We’ve all seen the video and pictures over the past three weeks of people receiving the pandemic-altering vaccines into their upper arms, and that’s where the COVID-19 vaccine goes, straight into the deltoid muscle.
But Dr. Tom Pitts, a neurologist who practices in New York City, says as he’s watched the images, he has noticed too many instances in which the skin is being pinched as the needle is inserted.
That could lead, he says, to the vaccine being injected into the subcutaneous fat, the fat layer under the skin, instead of into the muscle where it needs to go.
If that happens, Pitts says the vaccine will not be effective.
“The hard part was getting the vaccine, the hard part shouldn’t be injecting it into the muscle,” Dr.
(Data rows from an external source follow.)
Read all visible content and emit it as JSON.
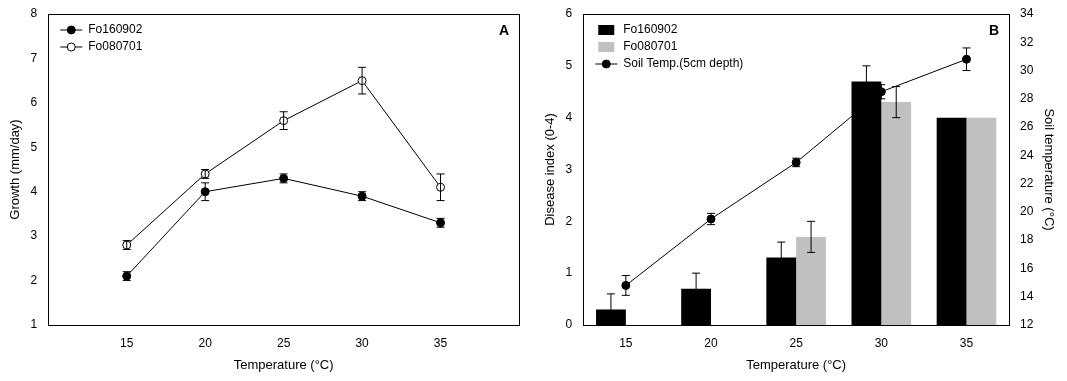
{
  "chart_data": [
    {
      "type": "line",
      "title": "A",
      "xlabel": "Temperature (°C)",
      "ylabel": "Growth (mm/day)",
      "x": [
        15,
        20,
        25,
        30,
        35
      ],
      "xlim": [
        10,
        40
      ],
      "xticks": [
        15,
        20,
        25,
        30,
        35
      ],
      "ylim": [
        1,
        8
      ],
      "yticks": [
        1,
        2,
        3,
        4,
        5,
        6,
        7,
        8
      ],
      "grid": false,
      "legend": "upper left",
      "series": [
        {
          "name": "Fo160902",
          "color": "#000000",
          "marker": "circle",
          "line_style": "solid",
          "values": [
            2.1,
            4.0,
            4.3,
            3.9,
            3.3
          ],
          "errors": [
            0.1,
            0.2,
            0.1,
            0.1,
            0.1
          ]
        },
        {
          "name": "Fo080701",
          "color": "#000000",
          "marker": "open_circle",
          "line_style": "solid",
          "values": [
            2.8,
            4.4,
            5.6,
            6.5,
            4.1
          ],
          "errors": [
            0.1,
            0.1,
            0.2,
            0.3,
            0.3
          ]
        }
      ]
    },
    {
      "type": "bar",
      "title": "B",
      "xlabel": "Temperature (°C)",
      "ylabel": "Disease index (0-4)",
      "y2label": "Soil temperature (°C)",
      "categories": [
        "15",
        "20",
        "25",
        "30",
        "35"
      ],
      "ylim": [
        0,
        6
      ],
      "yticks": [
        0,
        1,
        2,
        3,
        4,
        5,
        6
      ],
      "y2lim": [
        12,
        34
      ],
      "y2ticks": [
        12,
        14,
        16,
        18,
        20,
        22,
        24,
        26,
        28,
        30,
        32,
        34
      ],
      "grid": false,
      "legend": "upper left",
      "series": [
        {
          "name": "Fo160902",
          "color": "#000000",
          "values": [
            0.3,
            0.7,
            1.3,
            4.7,
            4.0
          ],
          "errors": [
            0.3,
            0.3,
            0.3,
            0.3,
            null
          ]
        },
        {
          "name": "Fo080701",
          "color": "#c0c0c0",
          "values": [
            null,
            null,
            1.7,
            4.3,
            4.0
          ],
          "errors": [
            null,
            null,
            0.3,
            0.3,
            null
          ]
        },
        {
          "name": "Soil Temp.(5cm depth)",
          "color": "#000000",
          "type": "line",
          "axis": "y2",
          "marker": "circle",
          "line_style": "solid",
          "values": [
            14.8,
            19.5,
            23.5,
            28.5,
            30.8
          ],
          "errors": [
            0.7,
            0.4,
            0.3,
            0.5,
            0.8
          ]
        }
      ]
    }
  ]
}
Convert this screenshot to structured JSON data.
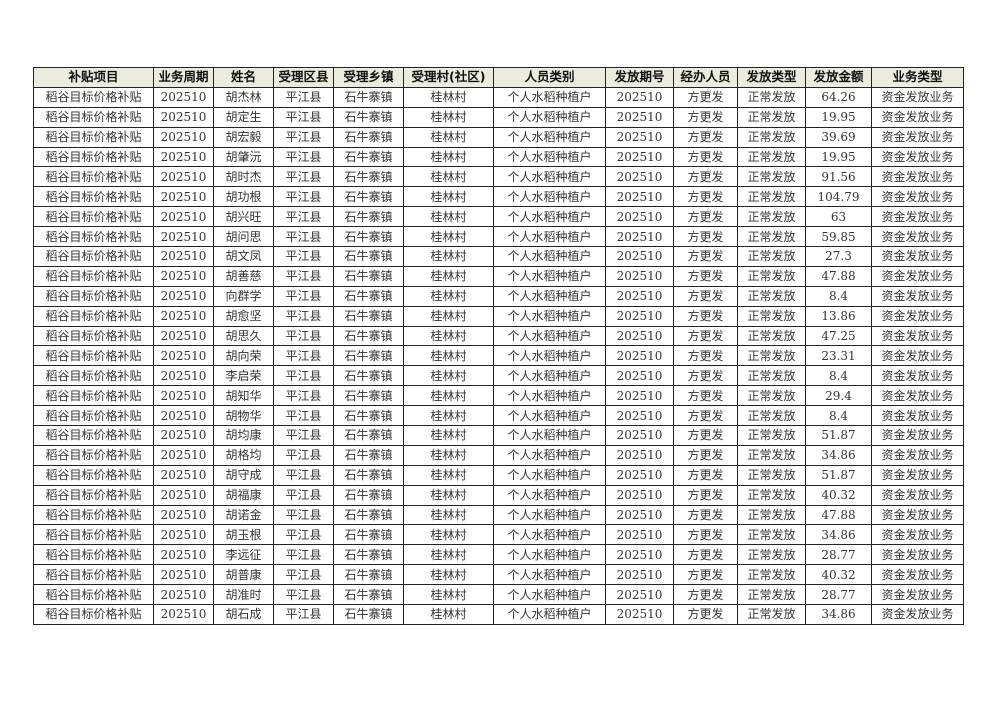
{
  "table": {
    "headers": [
      "补贴项目",
      "业务周期",
      "姓名",
      "受理区县",
      "受理乡镇",
      "受理村(社区)",
      "人员类别",
      "发放期号",
      "经办人员",
      "发放类型",
      "发放金额",
      "业务类型"
    ],
    "rows": [
      [
        "稻谷目标价格补贴",
        "202510",
        "胡杰林",
        "平江县",
        "石牛寨镇",
        "桂林村",
        "个人水稻种植户",
        "202510",
        "方更发",
        "正常发放",
        "64.26",
        "资金发放业务"
      ],
      [
        "稻谷目标价格补贴",
        "202510",
        "胡定生",
        "平江县",
        "石牛寨镇",
        "桂林村",
        "个人水稻种植户",
        "202510",
        "方更发",
        "正常发放",
        "19.95",
        "资金发放业务"
      ],
      [
        "稻谷目标价格补贴",
        "202510",
        "胡宏毅",
        "平江县",
        "石牛寨镇",
        "桂林村",
        "个人水稻种植户",
        "202510",
        "方更发",
        "正常发放",
        "39.69",
        "资金发放业务"
      ],
      [
        "稻谷目标价格补贴",
        "202510",
        "胡肇沅",
        "平江县",
        "石牛寨镇",
        "桂林村",
        "个人水稻种植户",
        "202510",
        "方更发",
        "正常发放",
        "19.95",
        "资金发放业务"
      ],
      [
        "稻谷目标价格补贴",
        "202510",
        "胡时杰",
        "平江县",
        "石牛寨镇",
        "桂林村",
        "个人水稻种植户",
        "202510",
        "方更发",
        "正常发放",
        "91.56",
        "资金发放业务"
      ],
      [
        "稻谷目标价格补贴",
        "202510",
        "胡功根",
        "平江县",
        "石牛寨镇",
        "桂林村",
        "个人水稻种植户",
        "202510",
        "方更发",
        "正常发放",
        "104.79",
        "资金发放业务"
      ],
      [
        "稻谷目标价格补贴",
        "202510",
        "胡兴旺",
        "平江县",
        "石牛寨镇",
        "桂林村",
        "个人水稻种植户",
        "202510",
        "方更发",
        "正常发放",
        "63",
        "资金发放业务"
      ],
      [
        "稻谷目标价格补贴",
        "202510",
        "胡问思",
        "平江县",
        "石牛寨镇",
        "桂林村",
        "个人水稻种植户",
        "202510",
        "方更发",
        "正常发放",
        "59.85",
        "资金发放业务"
      ],
      [
        "稻谷目标价格补贴",
        "202510",
        "胡文凤",
        "平江县",
        "石牛寨镇",
        "桂林村",
        "个人水稻种植户",
        "202510",
        "方更发",
        "正常发放",
        "27.3",
        "资金发放业务"
      ],
      [
        "稻谷目标价格补贴",
        "202510",
        "胡善慈",
        "平江县",
        "石牛寨镇",
        "桂林村",
        "个人水稻种植户",
        "202510",
        "方更发",
        "正常发放",
        "47.88",
        "资金发放业务"
      ],
      [
        "稻谷目标价格补贴",
        "202510",
        "向群学",
        "平江县",
        "石牛寨镇",
        "桂林村",
        "个人水稻种植户",
        "202510",
        "方更发",
        "正常发放",
        "8.4",
        "资金发放业务"
      ],
      [
        "稻谷目标价格补贴",
        "202510",
        "胡愈坚",
        "平江县",
        "石牛寨镇",
        "桂林村",
        "个人水稻种植户",
        "202510",
        "方更发",
        "正常发放",
        "13.86",
        "资金发放业务"
      ],
      [
        "稻谷目标价格补贴",
        "202510",
        "胡思久",
        "平江县",
        "石牛寨镇",
        "桂林村",
        "个人水稻种植户",
        "202510",
        "方更发",
        "正常发放",
        "47.25",
        "资金发放业务"
      ],
      [
        "稻谷目标价格补贴",
        "202510",
        "胡向荣",
        "平江县",
        "石牛寨镇",
        "桂林村",
        "个人水稻种植户",
        "202510",
        "方更发",
        "正常发放",
        "23.31",
        "资金发放业务"
      ],
      [
        "稻谷目标价格补贴",
        "202510",
        "李启荣",
        "平江县",
        "石牛寨镇",
        "桂林村",
        "个人水稻种植户",
        "202510",
        "方更发",
        "正常发放",
        "8.4",
        "资金发放业务"
      ],
      [
        "稻谷目标价格补贴",
        "202510",
        "胡知华",
        "平江县",
        "石牛寨镇",
        "桂林村",
        "个人水稻种植户",
        "202510",
        "方更发",
        "正常发放",
        "29.4",
        "资金发放业务"
      ],
      [
        "稻谷目标价格补贴",
        "202510",
        "胡物华",
        "平江县",
        "石牛寨镇",
        "桂林村",
        "个人水稻种植户",
        "202510",
        "方更发",
        "正常发放",
        "8.4",
        "资金发放业务"
      ],
      [
        "稻谷目标价格补贴",
        "202510",
        "胡均康",
        "平江县",
        "石牛寨镇",
        "桂林村",
        "个人水稻种植户",
        "202510",
        "方更发",
        "正常发放",
        "51.87",
        "资金发放业务"
      ],
      [
        "稻谷目标价格补贴",
        "202510",
        "胡格均",
        "平江县",
        "石牛寨镇",
        "桂林村",
        "个人水稻种植户",
        "202510",
        "方更发",
        "正常发放",
        "34.86",
        "资金发放业务"
      ],
      [
        "稻谷目标价格补贴",
        "202510",
        "胡守成",
        "平江县",
        "石牛寨镇",
        "桂林村",
        "个人水稻种植户",
        "202510",
        "方更发",
        "正常发放",
        "51.87",
        "资金发放业务"
      ],
      [
        "稻谷目标价格补贴",
        "202510",
        "胡福康",
        "平江县",
        "石牛寨镇",
        "桂林村",
        "个人水稻种植户",
        "202510",
        "方更发",
        "正常发放",
        "40.32",
        "资金发放业务"
      ],
      [
        "稻谷目标价格补贴",
        "202510",
        "胡诺金",
        "平江县",
        "石牛寨镇",
        "桂林村",
        "个人水稻种植户",
        "202510",
        "方更发",
        "正常发放",
        "47.88",
        "资金发放业务"
      ],
      [
        "稻谷目标价格补贴",
        "202510",
        "胡玉根",
        "平江县",
        "石牛寨镇",
        "桂林村",
        "个人水稻种植户",
        "202510",
        "方更发",
        "正常发放",
        "34.86",
        "资金发放业务"
      ],
      [
        "稻谷目标价格补贴",
        "202510",
        "李远征",
        "平江县",
        "石牛寨镇",
        "桂林村",
        "个人水稻种植户",
        "202510",
        "方更发",
        "正常发放",
        "28.77",
        "资金发放业务"
      ],
      [
        "稻谷目标价格补贴",
        "202510",
        "胡普康",
        "平江县",
        "石牛寨镇",
        "桂林村",
        "个人水稻种植户",
        "202510",
        "方更发",
        "正常发放",
        "40.32",
        "资金发放业务"
      ],
      [
        "稻谷目标价格补贴",
        "202510",
        "胡准时",
        "平江县",
        "石牛寨镇",
        "桂林村",
        "个人水稻种植户",
        "202510",
        "方更发",
        "正常发放",
        "28.77",
        "资金发放业务"
      ],
      [
        "稻谷目标价格补贴",
        "202510",
        "胡石成",
        "平江县",
        "石牛寨镇",
        "桂林村",
        "个人水稻种植户",
        "202510",
        "方更发",
        "正常发放",
        "34.86",
        "资金发放业务"
      ]
    ]
  },
  "colors": {
    "header_bg": "#ecebe0",
    "border": "#222222"
  }
}
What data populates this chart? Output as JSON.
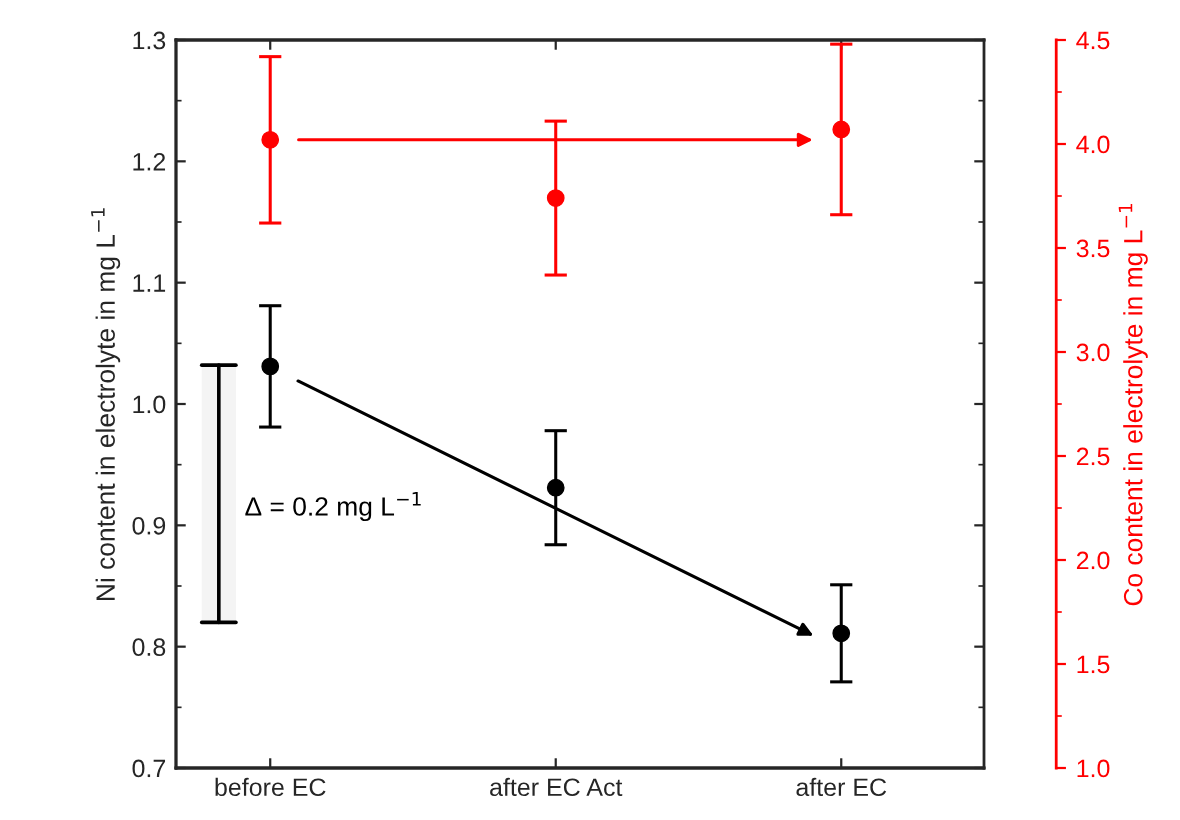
{
  "chart_data": {
    "type": "scatter",
    "categories": [
      "before EC",
      "after EC Act",
      "after EC"
    ],
    "ylabel": "Ni content in electrolyte in mg L$^{−1}$",
    "y2label": "Co content in electrolyte in mg L$^{−1}$",
    "series": [
      {
        "color": "#000000",
        "values": [
          1.031,
          0.931,
          0.811
        ],
        "errors": [
          0.05,
          0.047,
          0.04
        ]
      },
      {
        "color": "#ff0000",
        "axis": "y2",
        "values": [
          4.02,
          3.74,
          4.07
        ],
        "errors": [
          0.4,
          0.37,
          0.41
        ]
      }
    ],
    "ylim": [
      0.7,
      1.3
    ],
    "yticks": [
      0.7,
      0.8,
      0.9,
      {
        "value": 1.0,
        "label": "1.0"
      },
      1.1,
      1.2,
      1.3
    ],
    "y2lim": [
      1.0,
      4.5
    ],
    "y2ticks": [
      {
        "value": 1.0,
        "label": "1.0"
      },
      1.5,
      {
        "value": 2.0,
        "label": "2.0"
      },
      2.5,
      {
        "value": 3.0,
        "label": "3.0"
      },
      3.5,
      {
        "value": 4.0,
        "label": "4.0"
      },
      4.5
    ],
    "bands": [
      {
        "axis": "y",
        "from": 0.82,
        "to": 1.032,
        "label": "Δ = 0.2 mg L$^{−1}$"
      }
    ],
    "marker": "circle",
    "grid": false,
    "legend": false
  }
}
Pitts said.
So he’s been sounding the alarm on social media in physicians’ chat groups, circulating diagrams which show the correct methods of injecting an intramuscular vaccine, and reminding health care professionals with a simple hashtag, #DoNotSqueezeMyArm.
“I’m so excited we have it, and I would just really hate to see not only people not get vaccinated, but to also give them the false sense of security that they were vaccinated, that’s almost worse, right?” Pitts said.
With millions of doses being distributed around the planet, if even a small percentage are given incorrectly, Pitts says the numbers will add up quickly.
“And you put that same situation in multiple hospitals across the world you have a catastrophe, and I thought this entirely avoidable and reversible so let’s go ahead and jump on it early, and see what I can do to help,” Pitts said.
He says he’s received an overwhelmingly positive response from other physicians since he started his outreach effort, reminding all health care pros to give the shot where it counts.